Vulkanische Tage 3 – Phlegräische Felder

Vulkanische Tage 3 – Phlegräische Felder

26.10. Phlegräische Felder – Pozzuoli – Fusaro 47km

Am Morgen versuchen wir nochmal, zum Vulkan Solfarata zu kommen. Dazu fahren wir auf einen Hotel-Parkplatz oberhalb, wieder mal durch sehr enge steile Straßen. Der Parkplatz-Wächter erklärt uns, dass das Gebiet gesperrt ist. Ok, dann halt nicht. Wir halten beim Runterfahren an und sehen uns nochmal das Gelände an, das schon etwas bedrohlich wirkt.

Inzwischen haben wir im alten Reiseführer (20 Jahre) gesehen, dass diese kleine Halbinsel sehenswert ist. Da wir Zeit haben, fahren wir weiter, schauen uns das Hafenleben in Baia an (nebst Venustempel gleich nebenan) und finden einen schönen Frühstücksplatz in Bacoli.

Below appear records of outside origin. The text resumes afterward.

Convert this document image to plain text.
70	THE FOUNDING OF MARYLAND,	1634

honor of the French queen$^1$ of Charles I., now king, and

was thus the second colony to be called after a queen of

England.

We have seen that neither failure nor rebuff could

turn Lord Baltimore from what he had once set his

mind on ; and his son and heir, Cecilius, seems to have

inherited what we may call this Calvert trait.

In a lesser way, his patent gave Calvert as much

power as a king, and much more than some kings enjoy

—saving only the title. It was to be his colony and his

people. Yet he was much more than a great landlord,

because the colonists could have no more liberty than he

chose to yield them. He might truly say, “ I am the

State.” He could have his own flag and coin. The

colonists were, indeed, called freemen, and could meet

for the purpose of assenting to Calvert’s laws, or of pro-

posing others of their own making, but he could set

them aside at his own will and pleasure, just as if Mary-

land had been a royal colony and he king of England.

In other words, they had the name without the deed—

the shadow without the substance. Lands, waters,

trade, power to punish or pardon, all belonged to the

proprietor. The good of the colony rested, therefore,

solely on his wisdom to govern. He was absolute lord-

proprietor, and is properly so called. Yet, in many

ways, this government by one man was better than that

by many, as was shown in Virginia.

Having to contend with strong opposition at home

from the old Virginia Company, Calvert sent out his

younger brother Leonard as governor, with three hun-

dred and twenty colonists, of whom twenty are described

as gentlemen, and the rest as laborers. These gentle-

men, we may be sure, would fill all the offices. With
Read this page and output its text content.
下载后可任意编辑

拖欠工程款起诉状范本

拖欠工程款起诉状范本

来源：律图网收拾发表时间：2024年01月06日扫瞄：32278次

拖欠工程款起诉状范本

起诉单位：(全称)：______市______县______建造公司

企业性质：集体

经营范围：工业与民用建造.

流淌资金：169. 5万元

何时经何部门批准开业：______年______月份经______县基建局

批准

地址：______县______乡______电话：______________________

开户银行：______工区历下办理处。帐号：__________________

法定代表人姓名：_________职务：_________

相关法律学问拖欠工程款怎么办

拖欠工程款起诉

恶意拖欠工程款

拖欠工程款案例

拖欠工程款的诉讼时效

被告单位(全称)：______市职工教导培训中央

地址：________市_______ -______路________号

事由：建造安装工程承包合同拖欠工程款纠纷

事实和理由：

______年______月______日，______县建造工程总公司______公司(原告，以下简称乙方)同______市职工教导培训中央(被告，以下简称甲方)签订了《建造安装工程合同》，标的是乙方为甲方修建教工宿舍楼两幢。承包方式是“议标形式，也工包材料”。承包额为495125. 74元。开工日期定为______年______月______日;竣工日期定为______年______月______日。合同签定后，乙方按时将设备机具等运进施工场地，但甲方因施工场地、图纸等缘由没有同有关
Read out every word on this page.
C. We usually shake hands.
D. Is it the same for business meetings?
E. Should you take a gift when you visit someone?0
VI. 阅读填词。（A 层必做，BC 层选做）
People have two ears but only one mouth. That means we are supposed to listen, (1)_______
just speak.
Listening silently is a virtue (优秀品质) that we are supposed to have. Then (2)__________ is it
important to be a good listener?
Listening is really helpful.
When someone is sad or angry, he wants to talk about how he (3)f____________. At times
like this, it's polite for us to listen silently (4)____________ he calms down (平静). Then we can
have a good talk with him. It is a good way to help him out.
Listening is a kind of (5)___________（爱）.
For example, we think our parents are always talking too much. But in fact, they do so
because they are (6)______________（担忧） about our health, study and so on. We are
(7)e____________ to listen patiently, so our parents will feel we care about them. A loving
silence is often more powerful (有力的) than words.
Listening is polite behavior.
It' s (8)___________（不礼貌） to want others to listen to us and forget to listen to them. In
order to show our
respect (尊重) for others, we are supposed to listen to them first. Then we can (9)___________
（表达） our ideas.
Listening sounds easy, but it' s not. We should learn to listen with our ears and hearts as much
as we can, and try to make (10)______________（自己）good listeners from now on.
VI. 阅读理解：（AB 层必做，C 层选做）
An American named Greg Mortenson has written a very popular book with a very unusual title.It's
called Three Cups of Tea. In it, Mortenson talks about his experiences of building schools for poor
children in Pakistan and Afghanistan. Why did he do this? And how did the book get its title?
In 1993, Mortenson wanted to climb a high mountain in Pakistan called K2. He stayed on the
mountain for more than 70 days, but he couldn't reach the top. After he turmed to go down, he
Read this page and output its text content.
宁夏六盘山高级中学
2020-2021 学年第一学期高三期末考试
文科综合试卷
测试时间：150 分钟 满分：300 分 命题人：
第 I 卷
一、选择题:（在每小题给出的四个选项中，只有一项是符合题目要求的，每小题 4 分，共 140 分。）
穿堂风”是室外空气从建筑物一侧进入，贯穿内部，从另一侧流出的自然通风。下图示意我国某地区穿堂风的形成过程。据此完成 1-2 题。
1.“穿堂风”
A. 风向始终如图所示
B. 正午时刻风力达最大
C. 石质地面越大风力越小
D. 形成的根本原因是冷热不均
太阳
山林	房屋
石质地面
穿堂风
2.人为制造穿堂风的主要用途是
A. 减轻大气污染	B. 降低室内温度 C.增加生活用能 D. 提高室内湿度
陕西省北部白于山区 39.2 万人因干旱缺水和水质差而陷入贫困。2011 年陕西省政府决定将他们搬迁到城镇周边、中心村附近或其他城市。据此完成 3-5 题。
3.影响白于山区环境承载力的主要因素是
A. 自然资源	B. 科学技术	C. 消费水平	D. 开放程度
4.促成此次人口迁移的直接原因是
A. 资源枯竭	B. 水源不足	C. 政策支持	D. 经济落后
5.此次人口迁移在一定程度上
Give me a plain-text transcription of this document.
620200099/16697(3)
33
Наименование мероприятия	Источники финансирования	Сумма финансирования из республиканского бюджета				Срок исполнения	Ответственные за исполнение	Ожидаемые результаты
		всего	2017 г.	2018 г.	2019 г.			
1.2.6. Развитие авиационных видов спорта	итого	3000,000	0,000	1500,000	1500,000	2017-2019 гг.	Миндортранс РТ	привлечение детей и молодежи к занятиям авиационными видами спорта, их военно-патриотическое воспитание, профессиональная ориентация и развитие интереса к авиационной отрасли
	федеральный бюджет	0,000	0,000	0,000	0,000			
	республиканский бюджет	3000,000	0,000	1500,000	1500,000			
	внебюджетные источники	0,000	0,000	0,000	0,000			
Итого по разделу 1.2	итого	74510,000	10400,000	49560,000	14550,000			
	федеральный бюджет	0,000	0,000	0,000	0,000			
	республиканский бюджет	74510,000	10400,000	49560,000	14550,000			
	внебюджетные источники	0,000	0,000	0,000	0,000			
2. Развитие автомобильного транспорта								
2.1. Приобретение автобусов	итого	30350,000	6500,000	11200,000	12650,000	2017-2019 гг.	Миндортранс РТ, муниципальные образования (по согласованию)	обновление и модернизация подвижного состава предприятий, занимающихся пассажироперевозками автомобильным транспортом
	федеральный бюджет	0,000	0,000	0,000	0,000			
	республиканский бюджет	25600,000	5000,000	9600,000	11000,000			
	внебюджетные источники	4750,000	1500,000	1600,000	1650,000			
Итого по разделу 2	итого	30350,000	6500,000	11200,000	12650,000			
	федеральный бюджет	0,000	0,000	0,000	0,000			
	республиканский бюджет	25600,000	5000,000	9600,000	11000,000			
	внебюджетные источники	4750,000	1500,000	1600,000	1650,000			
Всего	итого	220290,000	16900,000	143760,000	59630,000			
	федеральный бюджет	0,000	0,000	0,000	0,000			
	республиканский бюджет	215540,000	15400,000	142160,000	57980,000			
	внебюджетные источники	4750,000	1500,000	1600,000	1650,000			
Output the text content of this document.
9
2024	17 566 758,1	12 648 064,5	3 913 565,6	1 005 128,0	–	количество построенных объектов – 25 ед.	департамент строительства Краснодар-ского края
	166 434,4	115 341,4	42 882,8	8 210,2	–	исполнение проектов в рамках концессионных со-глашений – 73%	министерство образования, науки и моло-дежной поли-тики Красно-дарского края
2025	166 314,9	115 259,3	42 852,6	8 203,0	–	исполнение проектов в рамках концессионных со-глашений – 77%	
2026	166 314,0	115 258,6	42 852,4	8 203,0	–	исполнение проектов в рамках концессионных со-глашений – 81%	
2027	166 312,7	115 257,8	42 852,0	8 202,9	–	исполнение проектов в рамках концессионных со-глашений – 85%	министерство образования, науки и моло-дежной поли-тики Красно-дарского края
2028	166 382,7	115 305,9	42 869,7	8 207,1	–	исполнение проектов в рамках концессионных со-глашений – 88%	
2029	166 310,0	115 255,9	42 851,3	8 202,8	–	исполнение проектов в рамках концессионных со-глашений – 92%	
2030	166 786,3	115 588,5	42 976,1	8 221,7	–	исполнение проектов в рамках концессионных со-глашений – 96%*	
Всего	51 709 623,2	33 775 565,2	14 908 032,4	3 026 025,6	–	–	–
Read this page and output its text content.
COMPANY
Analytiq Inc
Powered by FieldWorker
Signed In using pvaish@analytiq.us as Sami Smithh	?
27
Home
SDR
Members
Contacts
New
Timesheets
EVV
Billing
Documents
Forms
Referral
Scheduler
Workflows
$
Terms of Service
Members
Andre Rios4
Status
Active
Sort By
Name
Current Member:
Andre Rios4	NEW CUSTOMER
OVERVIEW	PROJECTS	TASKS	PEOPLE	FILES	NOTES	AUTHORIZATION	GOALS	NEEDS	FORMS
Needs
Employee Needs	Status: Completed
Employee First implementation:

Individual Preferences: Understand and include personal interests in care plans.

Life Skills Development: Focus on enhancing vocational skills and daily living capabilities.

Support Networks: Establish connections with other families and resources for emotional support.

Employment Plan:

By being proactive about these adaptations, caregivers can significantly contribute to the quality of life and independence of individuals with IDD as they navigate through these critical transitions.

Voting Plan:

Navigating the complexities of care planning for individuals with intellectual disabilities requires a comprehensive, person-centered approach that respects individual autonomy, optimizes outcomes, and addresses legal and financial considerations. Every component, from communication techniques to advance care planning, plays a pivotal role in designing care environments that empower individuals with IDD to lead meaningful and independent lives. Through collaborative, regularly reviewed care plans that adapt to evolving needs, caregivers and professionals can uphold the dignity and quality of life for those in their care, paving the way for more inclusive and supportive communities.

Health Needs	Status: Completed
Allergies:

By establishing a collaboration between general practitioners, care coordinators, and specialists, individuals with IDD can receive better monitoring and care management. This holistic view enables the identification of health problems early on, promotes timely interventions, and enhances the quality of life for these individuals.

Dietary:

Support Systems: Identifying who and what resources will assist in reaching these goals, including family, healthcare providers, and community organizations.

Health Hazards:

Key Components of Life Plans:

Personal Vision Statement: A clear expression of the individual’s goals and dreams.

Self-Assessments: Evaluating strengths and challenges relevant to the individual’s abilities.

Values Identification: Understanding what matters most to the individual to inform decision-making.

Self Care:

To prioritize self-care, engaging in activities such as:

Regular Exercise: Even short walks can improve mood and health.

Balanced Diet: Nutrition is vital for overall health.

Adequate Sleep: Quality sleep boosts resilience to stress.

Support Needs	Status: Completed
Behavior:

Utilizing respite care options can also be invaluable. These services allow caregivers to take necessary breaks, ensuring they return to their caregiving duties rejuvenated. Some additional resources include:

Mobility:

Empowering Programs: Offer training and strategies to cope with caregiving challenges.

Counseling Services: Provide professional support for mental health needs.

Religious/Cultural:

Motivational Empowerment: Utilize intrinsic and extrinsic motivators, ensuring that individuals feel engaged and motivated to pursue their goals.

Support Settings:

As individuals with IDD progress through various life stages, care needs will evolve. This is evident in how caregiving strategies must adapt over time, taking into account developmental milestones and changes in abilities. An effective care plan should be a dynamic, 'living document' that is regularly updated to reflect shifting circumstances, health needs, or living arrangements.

Direkt an der Straße neben dem stürmischen Meer bleiben wir stehen. Als ich grad mit den Vorbereitungen fertig bin, kommt ein Polizist und meint, wir sollten doch auf die andere Straßenseite fahren – da wäre der Parkplatz 🙂 Na gut! Auch ein paar Fans findet der Zebrant hier – schön, dass immer wieder Leute ganz begeistert sind. Diesmal zwei italienische Frauen, die ihn sich genau anschauen mögen.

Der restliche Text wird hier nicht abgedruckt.